No tardó en percatarse de un hecho que le avisaba de la próxima bifurcación de la galería: el movimiento del aire. La temperatura, la humedad o la sequedad, lo irrespirable o dulce del mismo eran valiosos indicadores a la hora de seguir una u otra dirección, pues gracias a esto sabía si el tramo subía o bajaba, si era un callejón sin salida o si pasaba por allí una corriente de agua.

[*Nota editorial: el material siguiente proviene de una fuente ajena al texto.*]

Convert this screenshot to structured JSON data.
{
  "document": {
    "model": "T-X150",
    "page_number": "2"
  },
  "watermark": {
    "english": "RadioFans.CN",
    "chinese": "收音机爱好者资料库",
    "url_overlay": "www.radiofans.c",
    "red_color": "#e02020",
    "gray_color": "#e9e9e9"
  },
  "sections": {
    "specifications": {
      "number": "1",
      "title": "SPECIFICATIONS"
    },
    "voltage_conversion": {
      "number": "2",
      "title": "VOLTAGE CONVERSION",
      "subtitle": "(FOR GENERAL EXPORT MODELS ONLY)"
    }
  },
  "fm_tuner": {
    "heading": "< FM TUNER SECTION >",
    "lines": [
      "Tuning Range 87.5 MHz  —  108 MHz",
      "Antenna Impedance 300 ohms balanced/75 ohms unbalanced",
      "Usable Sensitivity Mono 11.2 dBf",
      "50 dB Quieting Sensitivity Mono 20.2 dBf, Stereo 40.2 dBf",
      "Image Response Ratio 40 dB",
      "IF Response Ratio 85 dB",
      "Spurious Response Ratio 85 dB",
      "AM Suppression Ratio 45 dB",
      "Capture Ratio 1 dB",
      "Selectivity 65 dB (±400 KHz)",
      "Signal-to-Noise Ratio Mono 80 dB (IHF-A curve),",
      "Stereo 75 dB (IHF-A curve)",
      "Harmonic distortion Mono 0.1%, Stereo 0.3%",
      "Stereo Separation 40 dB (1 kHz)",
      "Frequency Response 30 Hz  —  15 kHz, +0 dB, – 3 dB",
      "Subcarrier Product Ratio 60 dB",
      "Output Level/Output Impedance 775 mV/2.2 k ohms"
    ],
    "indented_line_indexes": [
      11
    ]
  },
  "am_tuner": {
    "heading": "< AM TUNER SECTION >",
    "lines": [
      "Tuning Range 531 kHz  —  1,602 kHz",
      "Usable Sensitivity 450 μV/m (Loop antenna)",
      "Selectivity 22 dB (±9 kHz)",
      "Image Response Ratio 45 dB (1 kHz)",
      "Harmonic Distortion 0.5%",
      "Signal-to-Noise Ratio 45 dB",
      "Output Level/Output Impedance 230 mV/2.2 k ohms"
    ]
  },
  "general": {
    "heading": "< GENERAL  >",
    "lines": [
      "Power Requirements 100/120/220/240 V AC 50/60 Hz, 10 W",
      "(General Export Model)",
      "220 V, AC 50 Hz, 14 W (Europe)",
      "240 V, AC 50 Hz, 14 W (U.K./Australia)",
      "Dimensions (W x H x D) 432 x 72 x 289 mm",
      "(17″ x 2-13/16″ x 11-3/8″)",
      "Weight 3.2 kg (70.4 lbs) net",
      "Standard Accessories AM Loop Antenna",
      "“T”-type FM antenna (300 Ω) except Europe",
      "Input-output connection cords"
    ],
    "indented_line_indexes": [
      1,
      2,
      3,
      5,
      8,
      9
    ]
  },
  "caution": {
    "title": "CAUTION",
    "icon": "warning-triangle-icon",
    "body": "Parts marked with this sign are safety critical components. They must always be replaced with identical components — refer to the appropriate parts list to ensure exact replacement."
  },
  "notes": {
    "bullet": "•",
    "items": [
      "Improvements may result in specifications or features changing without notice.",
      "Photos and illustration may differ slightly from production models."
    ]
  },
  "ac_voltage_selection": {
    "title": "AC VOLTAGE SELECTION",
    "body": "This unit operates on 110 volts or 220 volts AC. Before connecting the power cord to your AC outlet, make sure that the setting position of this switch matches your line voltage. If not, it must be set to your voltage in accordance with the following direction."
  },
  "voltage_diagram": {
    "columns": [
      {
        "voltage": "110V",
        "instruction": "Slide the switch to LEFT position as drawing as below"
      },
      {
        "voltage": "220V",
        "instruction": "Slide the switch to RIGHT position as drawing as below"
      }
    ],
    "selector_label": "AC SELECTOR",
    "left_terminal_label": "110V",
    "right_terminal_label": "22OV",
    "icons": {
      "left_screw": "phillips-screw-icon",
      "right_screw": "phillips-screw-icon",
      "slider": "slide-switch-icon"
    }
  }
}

Tantear la roca con las yemas de los dedos resultó igualmente provechoso. La piedra húmeda y porosa indicaba la existencia de oxígeno en abundancia y la roca lisa, que era una ruta muy transitada. La acumulación de polvo en el suelo, la distribución de los guijarros, el sonido del cayado al raspar contra un muro hueco, todo eso le proporcionaba indicios que no habrían sido tan aparentes para un hombre acostumbrado a confiar en las evidencias de la vista. No estaba en desventaja con los videntes, al menos en aquellos pasajes.